The more we progress, the poorer we get so that the man who has progressed most, is totally poor – he has to depend directly on God.
He’s got nothing left in himself.
My belief in independence has slowly crumbled. I found its foundation weak and shallow rooted.
I loosen my grip on my independence and grab with all my might God’s grace. My belief has been inverted.
As I write this blog post, the phone rang three times. Sigh. Interruptions.
I used to believe that interruptions interfered with my accomplishing my precious plans for the day. I hated them. The devil invented interruptions and threw them at me like piercing darts throughout the day.
I loved caller ID, so I knew if I HAD to pick the phone up or let it go to the answering machine. I hid in my office at the back of the house, far from people and doorbells and unexpected company.
Now interruptions bless my day. I see them as surprise opportunities; maybe God-nudges at times. People are more important than my plans.

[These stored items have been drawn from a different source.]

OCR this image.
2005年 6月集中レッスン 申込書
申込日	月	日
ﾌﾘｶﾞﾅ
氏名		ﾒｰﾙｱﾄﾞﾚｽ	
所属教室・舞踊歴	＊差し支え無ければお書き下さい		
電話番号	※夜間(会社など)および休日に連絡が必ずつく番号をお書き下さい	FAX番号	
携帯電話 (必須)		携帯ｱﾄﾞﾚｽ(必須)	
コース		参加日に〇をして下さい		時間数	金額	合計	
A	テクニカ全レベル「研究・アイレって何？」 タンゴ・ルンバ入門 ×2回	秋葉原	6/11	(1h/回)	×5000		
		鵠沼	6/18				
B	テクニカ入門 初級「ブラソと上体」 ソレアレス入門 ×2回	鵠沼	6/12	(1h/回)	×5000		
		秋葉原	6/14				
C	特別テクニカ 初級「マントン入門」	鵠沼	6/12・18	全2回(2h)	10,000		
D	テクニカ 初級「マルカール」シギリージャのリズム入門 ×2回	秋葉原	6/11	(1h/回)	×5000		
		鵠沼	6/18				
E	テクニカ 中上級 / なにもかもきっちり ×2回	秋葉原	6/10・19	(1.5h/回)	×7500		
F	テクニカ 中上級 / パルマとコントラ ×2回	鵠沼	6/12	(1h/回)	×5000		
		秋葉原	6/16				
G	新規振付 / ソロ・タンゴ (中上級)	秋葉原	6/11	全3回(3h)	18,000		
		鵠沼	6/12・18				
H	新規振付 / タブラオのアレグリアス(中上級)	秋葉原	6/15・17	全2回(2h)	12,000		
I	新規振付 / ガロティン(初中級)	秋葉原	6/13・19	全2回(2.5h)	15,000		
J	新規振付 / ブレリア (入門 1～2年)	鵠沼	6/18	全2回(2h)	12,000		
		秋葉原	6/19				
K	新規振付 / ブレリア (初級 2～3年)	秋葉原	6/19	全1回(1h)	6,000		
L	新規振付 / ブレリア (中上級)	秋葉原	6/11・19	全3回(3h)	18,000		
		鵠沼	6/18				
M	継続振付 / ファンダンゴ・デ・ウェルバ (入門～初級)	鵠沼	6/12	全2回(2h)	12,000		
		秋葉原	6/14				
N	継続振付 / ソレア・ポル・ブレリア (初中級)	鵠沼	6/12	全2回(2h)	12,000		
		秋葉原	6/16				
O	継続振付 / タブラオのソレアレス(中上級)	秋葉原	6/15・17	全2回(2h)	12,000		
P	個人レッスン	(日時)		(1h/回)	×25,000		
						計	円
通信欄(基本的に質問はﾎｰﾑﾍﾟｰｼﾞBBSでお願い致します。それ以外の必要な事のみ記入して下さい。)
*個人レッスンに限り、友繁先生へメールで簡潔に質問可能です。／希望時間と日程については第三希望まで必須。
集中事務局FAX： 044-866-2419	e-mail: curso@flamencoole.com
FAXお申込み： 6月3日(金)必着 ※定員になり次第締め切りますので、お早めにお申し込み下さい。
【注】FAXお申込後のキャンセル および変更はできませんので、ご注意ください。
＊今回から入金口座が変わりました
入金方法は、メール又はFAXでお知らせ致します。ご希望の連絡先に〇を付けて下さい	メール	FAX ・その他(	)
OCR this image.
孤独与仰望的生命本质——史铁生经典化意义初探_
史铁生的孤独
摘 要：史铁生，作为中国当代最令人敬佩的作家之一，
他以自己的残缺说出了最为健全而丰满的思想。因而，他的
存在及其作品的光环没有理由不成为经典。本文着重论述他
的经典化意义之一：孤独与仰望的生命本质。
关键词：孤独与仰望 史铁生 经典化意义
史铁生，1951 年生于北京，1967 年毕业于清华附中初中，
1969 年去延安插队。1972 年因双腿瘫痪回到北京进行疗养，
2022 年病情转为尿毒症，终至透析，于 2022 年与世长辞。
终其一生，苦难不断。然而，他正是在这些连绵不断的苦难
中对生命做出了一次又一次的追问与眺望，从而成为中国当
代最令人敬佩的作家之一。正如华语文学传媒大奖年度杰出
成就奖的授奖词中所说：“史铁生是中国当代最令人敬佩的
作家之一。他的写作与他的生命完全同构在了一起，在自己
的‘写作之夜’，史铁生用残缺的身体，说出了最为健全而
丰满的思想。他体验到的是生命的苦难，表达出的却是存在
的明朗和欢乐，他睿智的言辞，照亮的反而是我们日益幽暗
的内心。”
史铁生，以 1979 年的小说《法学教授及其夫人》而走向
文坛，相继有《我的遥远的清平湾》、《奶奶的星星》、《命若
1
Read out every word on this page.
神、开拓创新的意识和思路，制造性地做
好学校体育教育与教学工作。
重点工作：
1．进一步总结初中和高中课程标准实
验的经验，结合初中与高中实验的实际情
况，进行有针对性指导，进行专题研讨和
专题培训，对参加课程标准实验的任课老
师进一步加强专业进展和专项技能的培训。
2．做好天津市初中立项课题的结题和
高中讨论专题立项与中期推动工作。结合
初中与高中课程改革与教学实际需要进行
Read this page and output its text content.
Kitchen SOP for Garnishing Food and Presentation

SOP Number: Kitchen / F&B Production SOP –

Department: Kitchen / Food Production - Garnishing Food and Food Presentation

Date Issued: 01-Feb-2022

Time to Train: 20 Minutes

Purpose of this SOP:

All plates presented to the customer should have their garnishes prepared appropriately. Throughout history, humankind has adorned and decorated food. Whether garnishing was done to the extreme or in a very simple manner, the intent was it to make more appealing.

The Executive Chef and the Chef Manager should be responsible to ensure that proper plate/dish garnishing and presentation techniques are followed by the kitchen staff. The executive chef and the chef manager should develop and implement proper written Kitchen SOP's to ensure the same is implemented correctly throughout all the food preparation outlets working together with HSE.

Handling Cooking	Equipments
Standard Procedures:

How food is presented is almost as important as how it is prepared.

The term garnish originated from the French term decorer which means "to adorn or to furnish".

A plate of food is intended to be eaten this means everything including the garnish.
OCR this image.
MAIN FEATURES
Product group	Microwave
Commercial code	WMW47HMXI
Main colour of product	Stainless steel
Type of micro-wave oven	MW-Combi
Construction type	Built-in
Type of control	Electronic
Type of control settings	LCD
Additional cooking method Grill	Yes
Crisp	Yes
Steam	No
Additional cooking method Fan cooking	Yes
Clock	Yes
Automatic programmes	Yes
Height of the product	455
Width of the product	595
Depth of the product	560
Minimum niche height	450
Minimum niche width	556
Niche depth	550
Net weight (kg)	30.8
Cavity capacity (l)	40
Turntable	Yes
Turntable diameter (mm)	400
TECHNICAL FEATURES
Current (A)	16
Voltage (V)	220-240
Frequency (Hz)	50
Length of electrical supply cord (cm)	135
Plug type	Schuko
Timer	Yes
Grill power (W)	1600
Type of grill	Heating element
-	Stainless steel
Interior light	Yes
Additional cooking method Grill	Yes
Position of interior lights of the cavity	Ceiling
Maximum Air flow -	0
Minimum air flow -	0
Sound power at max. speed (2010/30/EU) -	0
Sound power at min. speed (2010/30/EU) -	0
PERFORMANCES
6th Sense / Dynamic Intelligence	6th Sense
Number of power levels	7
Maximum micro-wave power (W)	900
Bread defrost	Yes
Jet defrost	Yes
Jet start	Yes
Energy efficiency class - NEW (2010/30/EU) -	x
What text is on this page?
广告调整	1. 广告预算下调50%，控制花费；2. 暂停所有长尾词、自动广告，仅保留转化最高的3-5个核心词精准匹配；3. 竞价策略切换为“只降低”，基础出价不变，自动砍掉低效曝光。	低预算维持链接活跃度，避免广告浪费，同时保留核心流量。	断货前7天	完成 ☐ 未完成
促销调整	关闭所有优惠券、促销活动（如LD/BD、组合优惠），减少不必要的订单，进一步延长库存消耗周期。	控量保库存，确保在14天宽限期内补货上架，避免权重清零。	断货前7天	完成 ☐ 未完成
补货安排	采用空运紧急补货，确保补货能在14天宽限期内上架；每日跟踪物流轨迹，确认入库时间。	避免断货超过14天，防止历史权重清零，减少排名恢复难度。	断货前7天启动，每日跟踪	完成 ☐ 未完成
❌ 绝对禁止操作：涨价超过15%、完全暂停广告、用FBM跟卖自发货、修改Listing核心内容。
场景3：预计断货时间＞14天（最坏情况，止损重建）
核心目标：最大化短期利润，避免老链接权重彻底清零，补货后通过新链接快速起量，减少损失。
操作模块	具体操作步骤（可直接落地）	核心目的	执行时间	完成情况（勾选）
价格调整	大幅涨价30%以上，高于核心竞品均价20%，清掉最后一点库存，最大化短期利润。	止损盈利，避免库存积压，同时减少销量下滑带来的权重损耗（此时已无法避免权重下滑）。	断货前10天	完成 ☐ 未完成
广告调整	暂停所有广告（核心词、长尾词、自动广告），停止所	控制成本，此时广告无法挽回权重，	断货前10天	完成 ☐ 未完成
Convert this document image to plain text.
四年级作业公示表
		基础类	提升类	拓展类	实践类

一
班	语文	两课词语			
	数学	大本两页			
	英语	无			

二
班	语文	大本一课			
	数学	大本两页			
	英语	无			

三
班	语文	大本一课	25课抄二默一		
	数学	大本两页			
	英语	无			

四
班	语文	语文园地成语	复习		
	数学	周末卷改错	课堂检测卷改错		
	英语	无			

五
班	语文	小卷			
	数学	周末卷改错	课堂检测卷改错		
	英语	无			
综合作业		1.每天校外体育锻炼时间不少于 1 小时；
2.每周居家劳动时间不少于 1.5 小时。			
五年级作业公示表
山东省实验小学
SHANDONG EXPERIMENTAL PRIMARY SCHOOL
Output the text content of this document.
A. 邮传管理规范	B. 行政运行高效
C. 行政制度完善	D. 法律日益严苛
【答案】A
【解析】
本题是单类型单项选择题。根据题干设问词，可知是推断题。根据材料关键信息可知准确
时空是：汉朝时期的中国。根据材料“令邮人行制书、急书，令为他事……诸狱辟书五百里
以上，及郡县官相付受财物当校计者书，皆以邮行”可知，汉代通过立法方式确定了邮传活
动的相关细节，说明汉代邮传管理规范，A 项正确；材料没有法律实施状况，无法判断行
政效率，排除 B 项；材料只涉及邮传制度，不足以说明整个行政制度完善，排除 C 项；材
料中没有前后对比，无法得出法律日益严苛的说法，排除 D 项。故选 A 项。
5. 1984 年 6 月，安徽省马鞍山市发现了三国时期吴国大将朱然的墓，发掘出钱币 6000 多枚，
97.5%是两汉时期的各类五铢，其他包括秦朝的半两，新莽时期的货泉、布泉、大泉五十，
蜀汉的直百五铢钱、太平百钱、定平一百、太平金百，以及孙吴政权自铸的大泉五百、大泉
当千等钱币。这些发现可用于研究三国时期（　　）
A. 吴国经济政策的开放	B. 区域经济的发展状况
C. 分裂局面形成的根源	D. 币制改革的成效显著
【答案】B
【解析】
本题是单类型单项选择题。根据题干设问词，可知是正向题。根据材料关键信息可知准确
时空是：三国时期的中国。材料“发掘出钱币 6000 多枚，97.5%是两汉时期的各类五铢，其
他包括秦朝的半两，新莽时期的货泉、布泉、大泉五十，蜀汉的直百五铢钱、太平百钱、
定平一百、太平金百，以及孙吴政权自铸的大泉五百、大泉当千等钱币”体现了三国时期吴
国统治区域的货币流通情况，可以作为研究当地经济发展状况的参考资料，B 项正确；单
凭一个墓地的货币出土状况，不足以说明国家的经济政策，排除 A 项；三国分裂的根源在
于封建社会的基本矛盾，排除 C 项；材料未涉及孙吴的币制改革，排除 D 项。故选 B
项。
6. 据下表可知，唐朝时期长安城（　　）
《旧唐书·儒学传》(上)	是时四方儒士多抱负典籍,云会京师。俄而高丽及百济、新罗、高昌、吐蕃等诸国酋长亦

Angela on the blog Good Morning Girls wrote about how Jesus treated interruptions:
He welcomed them. Spoke with them. He healed them
“Jesus lived His life intentionally investing in others and I want to live my life the same way.”
Shelly wrote on her blog: Redemptions Beauty.
“I’m starting to believe that the walls and interruptions of life are where Jesus anchors us, where He hides the surprise…Every moment is a gift, even when it’s disguised as an interruption.”
Interruptions: God surprises.
My dislike in interruptions melts away in the light of God’s planning.
Inversion once again.
As I grow older, I let go of the constraints of false beliefs and shed the burden of heavy coverings to run free. I dance now and turn cartwheels with the Lord with His rules of the playground, not mine.
Sometimes it’s called conversion. I like the idea of inversion.
Upside down. overturned, inside out and madly in love with the Lord.
“One cannot live the afternoon of life according to the program of life’s morning;
for what was great in the morning will be of little importance in the evening,
and what in the morning was true will at evening have become a lie.”
As you grow older, what has changed within you?